Published August 10th, 2016
Bocce, Frisbee Golf and Pokemon Go - Can it all Fit at the Commons?
By Sophie Braccini
A map of the Moraga Commons Park Master Plan - existing conditions. Provided by RHAA Landscape Architects
The Parks and recreation department is preparing a master plan for Moraga Commons Park.
In the words of the department director Jay Ingram, the purpose is to select, with the community, projects that will define the park's usage for the next 10 years. With the help of consultant RHAA Landscape Architects, the stakeholder outreach has started, sketching broad outlines and raising some questions. The objective is that the public will be asked to contribute ideas after the summer and the town council will receive the plan in November.
Doug Nelson from RHAA has been meeting with the Park Foundation, the Bocce Ball Club, the Junior Women's Club and the parks and recreation commission. He says that those groups consistently stated that the park is beautiful as it is, and whatever changes are made, they want to make sure it will stay that way.
However, some issues have also been raised. First of all is parking.
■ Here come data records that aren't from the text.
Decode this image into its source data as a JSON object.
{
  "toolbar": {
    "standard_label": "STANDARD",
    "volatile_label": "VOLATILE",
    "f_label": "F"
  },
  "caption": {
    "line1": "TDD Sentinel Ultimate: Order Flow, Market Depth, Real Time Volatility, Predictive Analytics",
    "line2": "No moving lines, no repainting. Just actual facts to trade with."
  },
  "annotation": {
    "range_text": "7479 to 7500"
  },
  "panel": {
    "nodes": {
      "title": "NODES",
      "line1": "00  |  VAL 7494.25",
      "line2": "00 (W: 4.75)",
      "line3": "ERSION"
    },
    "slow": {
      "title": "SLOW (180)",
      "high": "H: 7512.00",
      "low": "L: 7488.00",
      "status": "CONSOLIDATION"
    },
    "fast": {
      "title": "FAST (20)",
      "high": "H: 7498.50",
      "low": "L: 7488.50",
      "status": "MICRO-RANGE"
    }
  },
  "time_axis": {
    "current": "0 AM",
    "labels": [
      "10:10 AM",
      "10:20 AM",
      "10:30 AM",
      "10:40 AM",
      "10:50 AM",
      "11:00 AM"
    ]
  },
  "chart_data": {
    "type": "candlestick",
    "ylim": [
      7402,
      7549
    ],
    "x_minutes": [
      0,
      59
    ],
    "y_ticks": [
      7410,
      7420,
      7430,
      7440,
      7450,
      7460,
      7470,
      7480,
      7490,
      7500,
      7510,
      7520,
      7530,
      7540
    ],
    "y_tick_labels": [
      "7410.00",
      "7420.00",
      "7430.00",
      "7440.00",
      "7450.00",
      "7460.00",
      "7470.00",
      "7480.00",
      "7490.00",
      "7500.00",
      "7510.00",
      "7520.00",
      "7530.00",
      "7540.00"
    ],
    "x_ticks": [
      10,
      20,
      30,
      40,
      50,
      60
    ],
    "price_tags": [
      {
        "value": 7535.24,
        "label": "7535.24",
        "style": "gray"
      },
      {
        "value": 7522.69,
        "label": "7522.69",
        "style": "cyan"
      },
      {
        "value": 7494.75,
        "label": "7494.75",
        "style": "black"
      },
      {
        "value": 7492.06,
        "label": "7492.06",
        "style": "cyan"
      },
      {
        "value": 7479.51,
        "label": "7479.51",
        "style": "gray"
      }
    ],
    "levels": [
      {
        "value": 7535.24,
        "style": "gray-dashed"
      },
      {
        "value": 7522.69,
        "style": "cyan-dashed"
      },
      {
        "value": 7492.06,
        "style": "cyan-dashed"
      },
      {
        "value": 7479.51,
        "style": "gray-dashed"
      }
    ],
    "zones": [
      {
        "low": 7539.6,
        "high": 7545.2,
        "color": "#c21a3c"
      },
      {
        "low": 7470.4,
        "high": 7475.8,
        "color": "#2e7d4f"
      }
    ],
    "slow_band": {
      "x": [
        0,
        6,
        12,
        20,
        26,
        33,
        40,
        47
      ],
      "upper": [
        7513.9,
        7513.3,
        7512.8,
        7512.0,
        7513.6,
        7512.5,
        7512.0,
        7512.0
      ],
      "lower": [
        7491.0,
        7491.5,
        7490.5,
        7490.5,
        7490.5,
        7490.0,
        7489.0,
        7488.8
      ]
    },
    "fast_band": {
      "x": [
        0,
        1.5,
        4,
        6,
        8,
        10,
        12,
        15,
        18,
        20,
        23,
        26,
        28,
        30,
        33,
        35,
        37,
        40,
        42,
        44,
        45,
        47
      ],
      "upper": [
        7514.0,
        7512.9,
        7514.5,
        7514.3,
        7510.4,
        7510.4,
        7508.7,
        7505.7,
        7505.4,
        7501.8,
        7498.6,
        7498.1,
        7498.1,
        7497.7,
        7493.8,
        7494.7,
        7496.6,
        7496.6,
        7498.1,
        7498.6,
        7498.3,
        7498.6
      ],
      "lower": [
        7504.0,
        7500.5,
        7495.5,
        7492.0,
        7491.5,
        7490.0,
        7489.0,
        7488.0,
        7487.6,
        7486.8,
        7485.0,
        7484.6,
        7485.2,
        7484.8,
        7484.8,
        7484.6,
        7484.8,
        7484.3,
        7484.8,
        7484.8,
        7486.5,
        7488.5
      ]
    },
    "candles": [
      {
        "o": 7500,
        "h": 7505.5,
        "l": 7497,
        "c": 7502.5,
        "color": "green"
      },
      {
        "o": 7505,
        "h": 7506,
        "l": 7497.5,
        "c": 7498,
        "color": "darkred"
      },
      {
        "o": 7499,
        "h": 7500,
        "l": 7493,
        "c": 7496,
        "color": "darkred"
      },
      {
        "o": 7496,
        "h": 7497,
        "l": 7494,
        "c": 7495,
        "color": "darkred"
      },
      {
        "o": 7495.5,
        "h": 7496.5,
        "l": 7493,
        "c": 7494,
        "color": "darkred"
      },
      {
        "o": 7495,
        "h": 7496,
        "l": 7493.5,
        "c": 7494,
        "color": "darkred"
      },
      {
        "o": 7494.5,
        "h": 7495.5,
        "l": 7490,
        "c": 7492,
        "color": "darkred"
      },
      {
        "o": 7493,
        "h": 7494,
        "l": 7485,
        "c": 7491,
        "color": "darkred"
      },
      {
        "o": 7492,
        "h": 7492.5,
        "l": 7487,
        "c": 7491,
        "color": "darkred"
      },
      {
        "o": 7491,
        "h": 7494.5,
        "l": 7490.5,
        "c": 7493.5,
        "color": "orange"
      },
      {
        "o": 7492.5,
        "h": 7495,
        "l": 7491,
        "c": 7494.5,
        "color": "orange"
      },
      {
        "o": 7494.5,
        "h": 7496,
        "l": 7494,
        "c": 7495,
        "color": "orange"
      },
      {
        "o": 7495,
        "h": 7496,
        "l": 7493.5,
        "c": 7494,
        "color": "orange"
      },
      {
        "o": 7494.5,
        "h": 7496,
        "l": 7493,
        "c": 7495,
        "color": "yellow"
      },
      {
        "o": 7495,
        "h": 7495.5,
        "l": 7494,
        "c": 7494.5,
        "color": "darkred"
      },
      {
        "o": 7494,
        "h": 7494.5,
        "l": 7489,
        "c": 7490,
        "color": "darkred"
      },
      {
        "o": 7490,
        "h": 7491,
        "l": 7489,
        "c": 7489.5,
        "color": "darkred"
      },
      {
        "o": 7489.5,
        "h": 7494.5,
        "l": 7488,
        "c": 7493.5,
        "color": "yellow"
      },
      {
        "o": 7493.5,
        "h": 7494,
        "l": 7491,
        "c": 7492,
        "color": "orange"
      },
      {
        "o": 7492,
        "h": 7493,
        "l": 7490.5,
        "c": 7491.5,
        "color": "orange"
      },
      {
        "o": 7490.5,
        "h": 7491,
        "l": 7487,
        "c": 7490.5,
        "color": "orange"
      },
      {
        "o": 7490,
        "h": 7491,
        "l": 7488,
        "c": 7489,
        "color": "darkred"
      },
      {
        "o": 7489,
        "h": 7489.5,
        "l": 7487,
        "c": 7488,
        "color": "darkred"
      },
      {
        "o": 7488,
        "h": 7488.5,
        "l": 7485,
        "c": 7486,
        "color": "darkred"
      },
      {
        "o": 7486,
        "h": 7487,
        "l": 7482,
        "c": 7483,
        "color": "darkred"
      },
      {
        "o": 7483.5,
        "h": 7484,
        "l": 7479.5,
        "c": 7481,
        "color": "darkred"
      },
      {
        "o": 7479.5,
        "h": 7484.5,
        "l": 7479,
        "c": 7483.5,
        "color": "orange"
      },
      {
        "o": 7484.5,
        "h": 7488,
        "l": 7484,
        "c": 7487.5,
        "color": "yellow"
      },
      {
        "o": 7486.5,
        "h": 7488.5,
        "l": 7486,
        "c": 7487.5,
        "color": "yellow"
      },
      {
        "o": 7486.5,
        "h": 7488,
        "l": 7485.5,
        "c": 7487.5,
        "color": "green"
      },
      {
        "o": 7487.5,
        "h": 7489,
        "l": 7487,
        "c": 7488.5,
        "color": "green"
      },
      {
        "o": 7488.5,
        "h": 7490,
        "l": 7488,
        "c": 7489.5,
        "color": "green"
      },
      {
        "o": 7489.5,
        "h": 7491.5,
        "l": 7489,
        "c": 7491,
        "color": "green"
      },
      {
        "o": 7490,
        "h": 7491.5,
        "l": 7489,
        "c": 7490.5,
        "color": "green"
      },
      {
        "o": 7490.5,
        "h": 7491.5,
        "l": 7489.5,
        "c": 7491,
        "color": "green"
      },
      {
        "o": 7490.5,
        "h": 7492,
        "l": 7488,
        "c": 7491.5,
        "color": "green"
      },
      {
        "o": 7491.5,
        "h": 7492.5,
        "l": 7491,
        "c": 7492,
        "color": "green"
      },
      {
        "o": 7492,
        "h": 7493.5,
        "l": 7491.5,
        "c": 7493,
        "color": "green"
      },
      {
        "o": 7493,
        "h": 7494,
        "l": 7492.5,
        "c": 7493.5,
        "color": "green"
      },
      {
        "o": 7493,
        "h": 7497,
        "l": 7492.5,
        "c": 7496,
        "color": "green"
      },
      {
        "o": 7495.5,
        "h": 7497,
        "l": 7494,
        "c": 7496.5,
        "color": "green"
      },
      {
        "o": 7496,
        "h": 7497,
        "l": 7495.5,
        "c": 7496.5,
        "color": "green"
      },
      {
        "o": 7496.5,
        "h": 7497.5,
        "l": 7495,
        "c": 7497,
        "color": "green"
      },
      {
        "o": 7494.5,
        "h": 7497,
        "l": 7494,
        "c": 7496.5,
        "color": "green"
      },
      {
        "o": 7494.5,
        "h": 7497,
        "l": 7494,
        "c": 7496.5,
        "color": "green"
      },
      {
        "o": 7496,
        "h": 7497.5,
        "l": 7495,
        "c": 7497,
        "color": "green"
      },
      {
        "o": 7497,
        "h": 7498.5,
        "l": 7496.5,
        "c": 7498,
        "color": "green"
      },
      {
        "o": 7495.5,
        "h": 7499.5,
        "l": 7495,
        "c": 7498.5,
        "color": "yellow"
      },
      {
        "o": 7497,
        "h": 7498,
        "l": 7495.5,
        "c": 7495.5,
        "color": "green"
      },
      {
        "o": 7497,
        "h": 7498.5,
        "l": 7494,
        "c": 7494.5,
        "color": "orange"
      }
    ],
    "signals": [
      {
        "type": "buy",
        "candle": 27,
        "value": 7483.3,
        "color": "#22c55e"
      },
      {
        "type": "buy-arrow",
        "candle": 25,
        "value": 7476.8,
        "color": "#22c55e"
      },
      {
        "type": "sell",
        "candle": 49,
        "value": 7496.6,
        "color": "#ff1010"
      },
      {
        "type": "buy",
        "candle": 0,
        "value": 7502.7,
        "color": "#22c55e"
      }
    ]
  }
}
The commissioners agreed when they discussed the topic last month that parking is challenging, but that since the park is surrounded by development on all sides there was no easy solution. Nelson said that his study will look at increasing parking spaces, but that there will be trade-offs. The commissioners proposed to look at the new pocket park that will be available across from the Commons along Moraga Road and discussed the possibility of adding parking there.
After some initial support they decided that encouraging people to park there, when the pedestrian path will not secured by an overhead roadway, was not a good recommendation.
Nelson listed other requests, such as to provide better lighting for evening events, to add an indoor event space, to get the two existing playgrounds closer to one another and to add more bocce ball courts.
Commissioner Carman noted that this topic of adding bocce ball courts has been continually surfacing for at least eight years but never seems to get resolved. The game is very popular in Moraga, with many of the players being seniors, but not all. Moraga would need two more courts to be able to be on par with other regional leagues and be part of tournaments.
Besides the question of funding - probably over $70,000 to build two courts - one challenge is the conflict between bocce and the nine-hole Frisbee golf course. Ingram noted that the golf course is highly used and that he would not recommend abandoning the use.
Commissioners remarked that the back of the park, a.k.a. the back 40, is mostly unused if not for two holes of the Frisbee golf course. Commission chair Jeanette Fritzky noted that when she recently visited the park, over 10 people were playing the Frisbee course and about the same amount of youth were on their phone playing Pokemon Go. She noted that this may be a fad, but it was nonetheless a new use of the park.
Ingram added to the list of projects the recent council's request to look into placing the all-access playground that the Rotary Club has pledged to give the town at the Commons. RHAA will also be looking into that.
Public outreach meetings will be announced in the coming weeks to get the largest community input on the topic.